Creating a Better Customer Experience
Many manufacturers are “product-driven” organizations, focusing on profitably producing the best products possible. But the smart money is on “experience-driven” firms that offer both OE and aftermarket products and services. They’re selling a solution, not just a component. The classic example is HP: their margins are razor-thin on printers, but they enjoy a recurring revenue stream from their highly profitable inks. In fact, Deloitte has shown that aftermarket operations deliver 75% greater profitability than manufacturing operations. These are numbers we all can love.
But transitioning from a product-driven to an experience-driven firm is fraught with challenges. For example, incorporating new technologies (often software-driven) takes many manufacturers outside their comfort zone. Just look at how Ford’s customer satisfaction has taken a beating thanks to its MyTouch system.

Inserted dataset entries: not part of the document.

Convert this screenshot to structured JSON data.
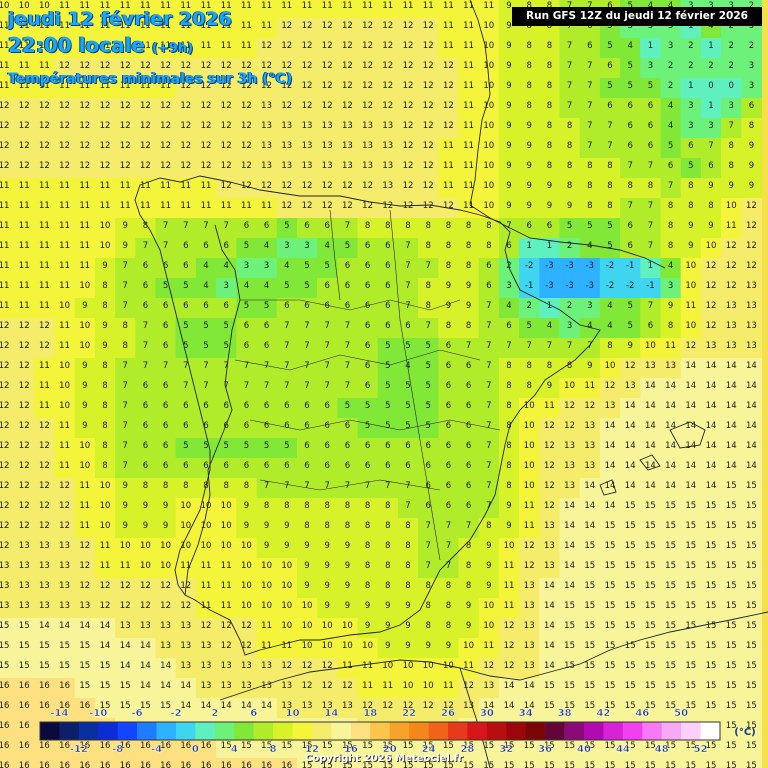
{
  "header": {
    "date": "jeudi 12 février 2026",
    "time": "22:00 locale",
    "offset": "(+9h)",
    "variable": "Températures minimales sur 3h (°C)"
  },
  "run_label": "Run GFS 12Z du jeudi 12 février 2026",
  "copyright": "Copyright 2026 Meteociel.fr",
  "legend": {
    "unit": "(°C)",
    "top_labels": [
      "-14",
      "-10",
      "-6",
      "-2",
      "2",
      "6",
      "10",
      "14",
      "18",
      "22",
      "26",
      "30",
      "34",
      "38",
      "42",
      "46",
      "50"
    ],
    "bottom_labels": [
      "-12",
      "-8",
      "-4",
      "0",
      "4",
      "8",
      "12",
      "16",
      "20",
      "24",
      "28",
      "32",
      "36",
      "40",
      "44",
      "48",
      "52"
    ],
    "colors": [
      "#0a0a3c",
      "#0c1f6b",
      "#0a2fa0",
      "#0a2dd6",
      "#1046ff",
      "#1f7cff",
      "#2eb2ff",
      "#3fd5f0",
      "#5ff0c0",
      "#6cf27a",
      "#82e838",
      "#b0ec2a",
      "#d8f22a",
      "#f4f43a",
      "#f4ec6a",
      "#f8f49a",
      "#fde080",
      "#fbc44a",
      "#f7a32a",
      "#f5861a",
      "#f0641a",
      "#e63a1a",
      "#d5171a",
      "#b80e10",
      "#9a060a",
      "#7a0608",
      "#62063a",
      "#8a0a78",
      "#b00ab0",
      "#d822d8",
      "#f040f0",
      "#f67af6",
      "#f7a8f7",
      "#fbd0fb",
      "#ffffff"
    ]
  },
  "field": {
    "grid_rows": [
      "10 10 10 11 11 11 11 11 11 11 11 11 11 11 11 11 11 11 11 11 11 11 11 11 11 9 8 8 7 7 6 5 4 4 3 3 3 2",
      "11 11 11 11 11 11 11 11 11 11 11 11 11 11 12 12 12 12 12 12 12 12 11 11 10 9 8 8 7 6 5 3 3 3 1 4 2 3",
      "11 11 11 11 11 11 11 11 11 11 11 11 11 12 12 12 12 12 12 12 12 12 11 11 10 9 8 8 7 6 5 4 1 3 2 1 2 2",
      "11 11 11 12 12 12 12 12 12 12 12 12 12 12 12 12 12 12 12 12 12 12 12 11 10 9 8 8 7 7 6 5 3 2 2 2 2 3",
      "11 11 11 11 11 11 11 11 11 12 12 12 12 12 12 12 12 12 12 12 12 12 12 11 10 9 8 8 7 7 5 5 5 2 1 0 0 3",
      "12 12 12 12 12 12 12 12 12 12 12 12 12 13 12 12 12 12 12 12 12 12 12 11 10 9 8 8 7 7 6 6 6 4 3 1 3 6",
      "12 12 12 12 12 12 12 12 12 12 12 12 12 13 13 13 13 13 13 13 12 12 12 11 10 9 9 8 8 7 7 6 6 4 3 3 7 8",
      "12 12 12 12 12 12 12 12 12 12 12 12 12 13 13 13 13 13 13 13 12 12 11 11 10 9 9 8 8 7 7 6 6 5 6 7 8 9",
      "12 12 12 12 12 12 12 12 12 12 12 12 12 13 13 13 13 13 13 13 12 12 11 11 10 9 9 8 8 8 8 7 7 6 5 6 8 9",
      "11 11 11 11 11 11 11 11 11 11 11 12 12 12 12 12 12 12 12 13 12 12 11 11 10 9 9 9 8 8 8 8 8 7 8 9 9 9",
      "11 11 11 11 11 11 11 11 11 11 11 11 11 11 12 12 12 12 12 12 12 12 12 11 10 9 9 9 9 8 8 7 7 8 8 8 10 12",
      "11 11 11 11 11 10 9 8 7 7 7 7 6 6 5 6 6 7 8 8 8 8 8 8 8 7 6 6 5 5 5 6 7 8 9 9 11 12",
      "11 11 11 11 11 10 9 7 7 6 6 6 5 4 3 3 4 5 6 6 7 8 8 8 8 6 1 1 2 4 5 6 7 8 9 10 12 12",
      "11 11 11 11 11 9 7 6 6 6 4 4 3 3 4 5 5 6 6 6 7 7 8 8 6 2 -2 -3 -3 -3 -2 -1 1 4 10 12 12 12",
      "11 11 11 11 10 8 7 6 5 5 4 3 4 4 5 5 6 6 6 6 7 8 9 9 6 3 -1 -3 -3 -3 -2 -2 -1 3 10 12 12 13",
      "11 11 11 10 9 8 7 6 6 6 6 6 5 5 6 6 6 6 6 6 7 8 9 9 7 4 2 1 2 3 4 5 7 9 11 12 13 13",
      "12 12 12 11 10 9 8 7 6 5 5 5 6 6 7 7 7 7 6 6 6 7 8 8 7 6 5 4 3 4 4 5 6 8 10 12 13 13",
      "12 12 12 11 10 9 8 7 6 5 5 5 6 6 7 7 7 7 6 5 5 5 6 7 7 7 7 7 7 7 8 9 10 11 12 13 13 13",
      "12 12 11 10 9 8 7 7 7 7 7 7 7 7 7 7 7 7 6 5 4 5 6 6 7 8 8 8 8 9 10 12 13 13 14 14 14 14",
      "12 12 11 10 9 8 7 6 6 7 7 7 7 7 7 7 7 7 6 5 5 5 6 6 7 8 8 9 10 11 12 13 14 14 14 14 14 14",
      "12 12 11 10 9 8 7 6 6 6 6 6 6 6 6 6 6 5 5 5 5 5 6 6 7 8 10 11 12 12 13 14 14 14 14 14 14 14",
      "12 12 12 11 9 8 7 6 6 6 6 6 6 6 6 6 6 6 5 5 5 5 6 6 7 8 10 12 12 13 14 14 14 14 14 14 14 14",
      "12 12 12 11 10 8 7 6 6 5 5 5 5 5 5 6 6 6 6 6 6 6 6 6 7 8 10 12 13 13 14 14 14 14 14 14 14 14",
      "12 12 12 11 10 8 7 6 6 6 6 6 6 6 6 6 6 6 6 6 6 6 6 6 7 8 10 12 13 13 14 14 14 14 14 14 14 14",
      "12 12 12 12 11 10 9 8 8 8 8 8 8 7 7 7 7 7 7 7 7 6 6 6 7 8 10 12 13 14 14 14 14 14 14 14 15 15",
      "12 12 12 12 11 10 9 9 9 10 10 10 9 8 8 8 8 8 8 8 7 6 6 6 7 9 11 12 14 14 14 15 15 15 15 15 15 15",
      "12 12 12 12 11 10 9 9 9 10 10 10 9 9 9 8 8 8 8 8 8 7 7 7 8 9 11 13 14 14 15 15 15 15 15 15 15 15",
      "12 13 13 13 12 11 10 10 10 10 10 10 10 9 9 9 9 9 8 8 8 7 7 8 9 10 12 13 14 15 15 15 15 15 15 15 15 15",
      "13 13 13 13 12 11 11 10 10 11 11 11 10 10 10 9 9 9 8 8 8 7 7 8 9 11 12 13 14 15 15 15 15 15 15 15 15 15",
      "13 13 13 13 12 12 12 12 12 12 11 11 10 10 10 9 9 9 8 8 8 8 8 8 9 11 13 14 14 15 15 15 15 15 15 15 15 15",
      "13 13 13 13 13 12 12 12 12 12 11 11 10 10 10 10 9 9 9 9 9 8 8 9 10 11 13 14 15 15 15 15 15 15 15 15 15 15",
      "15 15 14 14 14 14 13 13 13 13 12 12 12 11 10 10 10 10 9 9 9 8 8 9 10 12 13 14 15 15 15 15 15 15 15 15 15 15",
      "15 15 15 15 15 14 14 14 13 13 13 12 12 11 11 10 10 10 10 9 9 9 9 10 11 12 13 14 15 15 15 15 15 15 15 15 15 15",
      "15 15 15 15 15 15 14 14 14 13 13 13 13 13 12 12 12 11 11 10 10 10 10 11 12 12 13 14 15 15 15 15 15 15 15 15 15 15",
      "16 16 16 16 15 15 15 14 14 14 13 13 13 13 13 12 12 12 11 11 10 10 11 12 13 14 14 15 15 15 15 15 15 15 15 15 15 15",
      "16 16 16 16 16 15 15 15 15 14 14 14 14 14 13 13 13 13 12 12 12 12 12 13 14 14 14 15 15 15 15 15 15 15 15 15 15 15",
      "16 16 16 16 16 16 15 15 15 15 15 15 15 14 14 14 14 14 13 13 13 13 13 14 14 15 15 15 15 15 15 15 15 15 15 15 15 15",
      "16 16 16 16 16 16 16 16 16 16 16 15 15 15 15 15 15 15 15 15 15 15 15 15 15 15 15 15 15 15 15 15 15 15 15 15 15 15",
      "16 16 16 16 16 16 16 16 16 16 16 16 16 16 16 15 15 15 15 15 15 15 15 15 15 15 15 15 15 15 15 15 15 15 15 15 15 15"
    ]
  }
}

Further, customer service networks are notoriously difficult to build, and customers can be unforgiving. To wit, McKinsey research has shown that for telecomm companies, a customer’s willingness to recommend the firm precipitously drops the longer (in seconds!) that it takes a customer service representative to answer a service call.
In our membership, we’ve seen some great examples of manufacturers transitioning from component suppliers to providers of systems, and solutions. Whether it be Power by the Hour in aerospace, or Remote Monitoring in automation, the best manufacturers offer their customers comprehensive solutions that allow them to deliver a total customer experience.